# Sim City: Neuer DLC löst Verkehrsprobleme und politischer PR-Coup



## PCGH-Redaktion (26. Juni 2013)

Jetzt ist Ihre Meinung gefragt zu *Sim City: Neuer DLC löst Verkehrsprobleme und politischer PR-Coup*

					Neues aus SimCity: Neben einem neuen DLC für 9 Euro, der die Verkehrsprobleme der Städte lösen soll, hat sich EA einen kleinen PR-Coup ausgedacht und lässt im Bundestag drei Politiker SimCity spielen. Allerdings müssen die sich beim Aufbau der Stadt an die Wahlkampfprogramme halten.

					[size=-2]Bitte beachten Sie: Der Kommentarbereich wird gemäß der Forenregeln moderiert. Allgemeine Fragen und Kritik zu Online-Artikeln von PC Games Hardware sind im Feedback-Unterforum zu veröffentlichen und NICHT im Kommentarthread zu einer News. Dort werden sie ohne Nachfragen entfernt. Sollten Sie Fehler in einer News finden, schicken Sie diese bitte an online@pcgameshardware.de mit einem aussagekräftigen Betreff.[/size]

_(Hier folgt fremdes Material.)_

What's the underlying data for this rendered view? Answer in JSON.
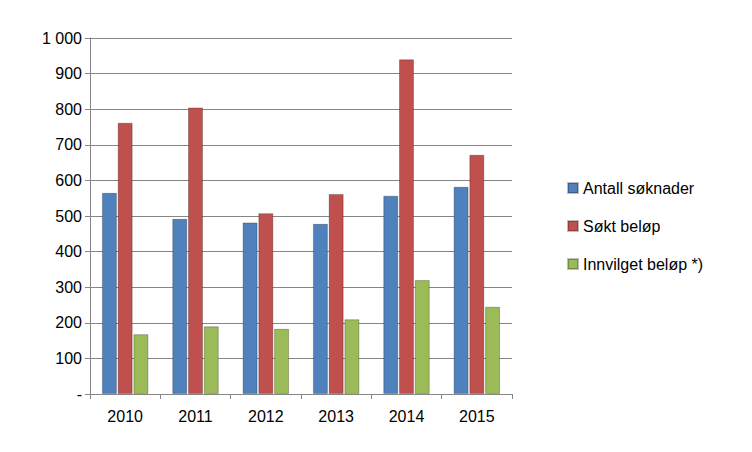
{
  "chart_data": {
    "type": "bar",
    "categories": [
      "2010",
      "2011",
      "2012",
      "2013",
      "2014",
      "2015"
    ],
    "series": [
      {
        "name": "Antall søknader",
        "color": "#4f81bd",
        "values": [
          565,
          492,
          482,
          478,
          557,
          582
        ]
      },
      {
        "name": "Søkt beløp",
        "color": "#c0504d",
        "values": [
          762,
          805,
          508,
          562,
          940,
          672
        ]
      },
      {
        "name": "Innvilget beløp *)",
        "color": "#9bbb59",
        "values": [
          168,
          190,
          183,
          210,
          320,
          245
        ]
      }
    ],
    "ylim": [
      0,
      1000
    ],
    "yticks": [
      {
        "value": 0,
        "label": "-"
      },
      100,
      200,
      300,
      400,
      500,
      600,
      700,
      800,
      900,
      {
        "value": 1000,
        "label": "1 000"
      }
    ],
    "grid": true,
    "legend": "right"
  }
}
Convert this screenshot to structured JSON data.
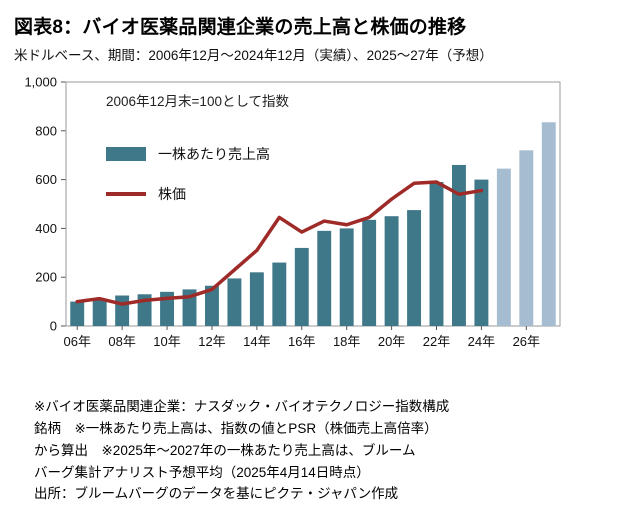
{
  "title": "図表8：バイオ医薬品関連企業の売上高と株価の推移",
  "subtitle": "米ドルベース、期間：2006年12月～2024年12月（実績）、2025～27年（予想）",
  "chart_data": {
    "type": "bar",
    "title": "図表8：バイオ医薬品関連企業の売上高と株価の推移",
    "annotation": "2006年12月末=100として指数",
    "x": [
      2006,
      2007,
      2008,
      2009,
      2010,
      2011,
      2012,
      2013,
      2014,
      2015,
      2016,
      2017,
      2018,
      2019,
      2020,
      2021,
      2022,
      2023,
      2024,
      2025,
      2026,
      2027
    ],
    "x_tick_years": [
      2006,
      2008,
      2010,
      2012,
      2014,
      2016,
      2018,
      2020,
      2022,
      2024,
      2026
    ],
    "x_tick_labels": [
      "06年",
      "08年",
      "10年",
      "12年",
      "14年",
      "16年",
      "18年",
      "20年",
      "22年",
      "24年",
      "26年"
    ],
    "ylim": [
      0,
      1000
    ],
    "y_tick_values": [
      0,
      200,
      400,
      600,
      800,
      1000
    ],
    "y_tick_labels": [
      "0",
      "200",
      "400",
      "600",
      "800",
      "1,000"
    ],
    "grid": false,
    "legend_position": "upper-left",
    "series": [
      {
        "name": "一株あたり売上高",
        "type": "bar",
        "color": "#3f7889",
        "forecast_color": "#a6bcd0",
        "forecast_from": 2025,
        "values": [
          100,
          110,
          125,
          130,
          140,
          150,
          165,
          195,
          220,
          260,
          320,
          390,
          400,
          435,
          450,
          475,
          590,
          660,
          600,
          645,
          720,
          835
        ]
      },
      {
        "name": "株価",
        "type": "line",
        "color": "#9f2b28",
        "x_start": 2006,
        "values": [
          100,
          112,
          90,
          105,
          113,
          120,
          150,
          230,
          310,
          445,
          385,
          430,
          415,
          445,
          520,
          585,
          590,
          540,
          555
        ]
      }
    ]
  },
  "footnotes": {
    "lines": [
      "※バイオ医薬品関連企業：ナスダック・バイオテクノロジー指数構成",
      "銘柄　※一株あたり売上高は、指数の値とPSR（株価売上高倍率）",
      "から算出　※2025年～2027年の一株あたり売上高は、ブルーム",
      "バーグ集計アナリスト予想平均（2025年4月14日時点）",
      "出所：ブルームバーグのデータを基にピクテ・ジャパン作成"
    ]
  }
}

			Dieser Inhalt steht nur eingeloggten Mitgliedern zur Verfügung.
        

 Zurück zum Artikel: *Sim City: Neuer DLC löst Verkehrsprobleme und politischer PR-Coup*


----------



## Freakless08 (26. Juni 2013)

*AW: Sim City: Neuer DLC löst Verkehrsprobleme und politischer PR-Coup*

Jetzt verlangt EA auch noch Geld für Patches die Bugs fixen 
Ich liebe euch EA  Ihr habt die Zeichen der Zeit erkannt das sich Gamer ausnehmen lassen wie ne Weihnachtsgans.

Pech für die SimCity 5 käufer.


----------



## Earl_Raven (26. Juni 2013)

*AW: Sim City: Neuer DLC löst Verkehrsprobleme und politischer PR-Coup*

Ach ja, wie schön. Dlcs die keiner braucht und dazu überteuert sind. Simcity ist und bleib ein riesen FAIL.

EA tut der Welt den gefallen und geh sterben.


----------



## r4mpag3 (26. Juni 2013)

*AW: Sim City: Neuer DLC löst Verkehrsprobleme und politischer PR-Coup*



Earl_Raven schrieb:


> Ach ja, wie schön. Dlcs die keiner braucht und dazu überteuert sind. Simcity ist und bleib ein riesen FAIL.
> 
> EA tut der Welt den gefallen und geh sterben.


 
wooow noch einer der zu spät zum hatetrain gekommen ist.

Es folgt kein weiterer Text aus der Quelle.